# ANT+ Barometer???



## Stalkerfiveo (Feb 24, 2015)

So I have recently become smitten with the Garmin Vivoactive Smartwatch. It would basically do everything my 510 does, with the added benefits of a smartwatch. 

The biggest negative IMO is the lack of a barometric altimeter. SO, is there a barometric altimeter in existence that can be connected via ANT+ just like my HRM and speed/cadence sensors? I know the Fenix 3 has one built in, but it is at the cost of an additional 250$! :madman:

If such a thing exists, the watch is only 250$ and a 510 is easily sold used for 225$. Net, I am into a smart watch, plus Garmin features, for 25$! :eekster:


----------



## Harold (Dec 23, 2003)

I'm not aware of any separate ANT+ barometric altimeters

www.thisisant.com has a directory of accessories that's pretty complete


----------



## Stalkerfiveo (Feb 24, 2015)

Well dang.

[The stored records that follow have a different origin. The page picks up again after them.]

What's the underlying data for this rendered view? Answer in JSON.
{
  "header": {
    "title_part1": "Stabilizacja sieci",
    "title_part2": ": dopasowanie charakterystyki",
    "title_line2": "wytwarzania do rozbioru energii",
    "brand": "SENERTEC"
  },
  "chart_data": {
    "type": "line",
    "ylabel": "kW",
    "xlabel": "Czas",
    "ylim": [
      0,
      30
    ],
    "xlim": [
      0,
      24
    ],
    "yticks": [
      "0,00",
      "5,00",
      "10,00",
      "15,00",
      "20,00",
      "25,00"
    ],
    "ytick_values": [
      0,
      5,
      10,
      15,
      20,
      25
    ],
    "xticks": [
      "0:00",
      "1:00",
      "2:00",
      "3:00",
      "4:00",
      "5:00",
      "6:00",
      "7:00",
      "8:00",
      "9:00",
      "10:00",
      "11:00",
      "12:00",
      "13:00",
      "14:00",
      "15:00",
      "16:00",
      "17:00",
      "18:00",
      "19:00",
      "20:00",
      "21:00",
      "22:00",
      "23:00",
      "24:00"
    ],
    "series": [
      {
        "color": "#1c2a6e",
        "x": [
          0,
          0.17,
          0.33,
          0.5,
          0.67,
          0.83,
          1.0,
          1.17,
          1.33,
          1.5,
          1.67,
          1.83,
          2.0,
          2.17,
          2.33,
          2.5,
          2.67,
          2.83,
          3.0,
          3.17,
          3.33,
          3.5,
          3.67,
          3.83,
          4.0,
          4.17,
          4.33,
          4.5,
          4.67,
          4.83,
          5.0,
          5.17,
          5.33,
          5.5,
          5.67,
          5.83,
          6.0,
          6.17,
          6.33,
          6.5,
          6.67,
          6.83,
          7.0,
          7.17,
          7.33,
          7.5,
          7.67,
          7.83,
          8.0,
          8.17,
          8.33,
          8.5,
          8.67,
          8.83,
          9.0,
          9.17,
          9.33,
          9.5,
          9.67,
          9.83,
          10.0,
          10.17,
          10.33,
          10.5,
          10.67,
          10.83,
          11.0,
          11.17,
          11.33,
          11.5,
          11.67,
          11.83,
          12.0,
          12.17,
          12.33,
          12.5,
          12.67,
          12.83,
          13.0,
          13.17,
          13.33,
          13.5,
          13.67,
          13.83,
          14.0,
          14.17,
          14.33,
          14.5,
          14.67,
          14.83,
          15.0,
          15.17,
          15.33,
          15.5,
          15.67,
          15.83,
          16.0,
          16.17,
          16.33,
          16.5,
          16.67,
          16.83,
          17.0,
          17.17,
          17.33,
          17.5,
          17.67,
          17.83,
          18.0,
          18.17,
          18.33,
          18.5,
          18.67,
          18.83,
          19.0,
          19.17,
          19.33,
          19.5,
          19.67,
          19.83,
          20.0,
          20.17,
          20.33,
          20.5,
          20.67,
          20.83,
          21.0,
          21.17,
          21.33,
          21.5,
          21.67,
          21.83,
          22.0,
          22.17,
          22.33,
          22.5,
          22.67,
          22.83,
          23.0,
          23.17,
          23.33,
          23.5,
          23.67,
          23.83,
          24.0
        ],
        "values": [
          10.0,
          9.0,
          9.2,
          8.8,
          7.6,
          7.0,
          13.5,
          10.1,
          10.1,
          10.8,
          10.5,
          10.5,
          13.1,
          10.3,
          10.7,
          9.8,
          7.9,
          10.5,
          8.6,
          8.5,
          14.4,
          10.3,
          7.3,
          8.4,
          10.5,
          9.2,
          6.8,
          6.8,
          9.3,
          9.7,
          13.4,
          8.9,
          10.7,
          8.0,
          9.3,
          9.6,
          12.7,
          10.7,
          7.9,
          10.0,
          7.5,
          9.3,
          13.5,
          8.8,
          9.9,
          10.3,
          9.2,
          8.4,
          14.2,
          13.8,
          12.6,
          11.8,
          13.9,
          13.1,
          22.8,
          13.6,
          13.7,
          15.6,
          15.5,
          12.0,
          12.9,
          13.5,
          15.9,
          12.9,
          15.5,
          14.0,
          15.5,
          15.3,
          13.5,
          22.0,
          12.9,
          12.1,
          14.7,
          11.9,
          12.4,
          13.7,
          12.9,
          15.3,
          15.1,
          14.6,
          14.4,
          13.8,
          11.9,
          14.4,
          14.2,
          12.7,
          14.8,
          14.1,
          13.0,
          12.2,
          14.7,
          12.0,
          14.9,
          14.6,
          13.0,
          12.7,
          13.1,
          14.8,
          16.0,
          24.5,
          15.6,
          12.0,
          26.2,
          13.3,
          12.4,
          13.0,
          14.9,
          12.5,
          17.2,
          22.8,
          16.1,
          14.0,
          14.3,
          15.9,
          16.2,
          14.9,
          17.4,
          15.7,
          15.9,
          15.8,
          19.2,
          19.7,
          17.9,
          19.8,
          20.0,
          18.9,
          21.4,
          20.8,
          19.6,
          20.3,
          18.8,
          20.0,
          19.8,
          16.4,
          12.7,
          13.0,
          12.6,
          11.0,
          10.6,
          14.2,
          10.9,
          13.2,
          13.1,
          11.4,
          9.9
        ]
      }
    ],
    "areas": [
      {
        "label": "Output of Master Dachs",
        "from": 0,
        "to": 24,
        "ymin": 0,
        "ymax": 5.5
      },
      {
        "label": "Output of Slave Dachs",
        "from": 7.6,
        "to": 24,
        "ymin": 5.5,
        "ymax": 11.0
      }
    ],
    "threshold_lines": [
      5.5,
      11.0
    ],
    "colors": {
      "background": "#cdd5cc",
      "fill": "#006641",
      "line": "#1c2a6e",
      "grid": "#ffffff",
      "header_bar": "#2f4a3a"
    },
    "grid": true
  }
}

Probably a deal breaker for me without accurate elevation. :skep:


----------



## heyyall (Nov 10, 2011)

I do not know of a separate barometric altimeter. That said, I'm not sure a barometric altimeter is worth losing sleep over. You can reasonably post process rides with elevation correction and come reasonably close. 

If you can find a 910xt on the cheap, it would work for you.


----------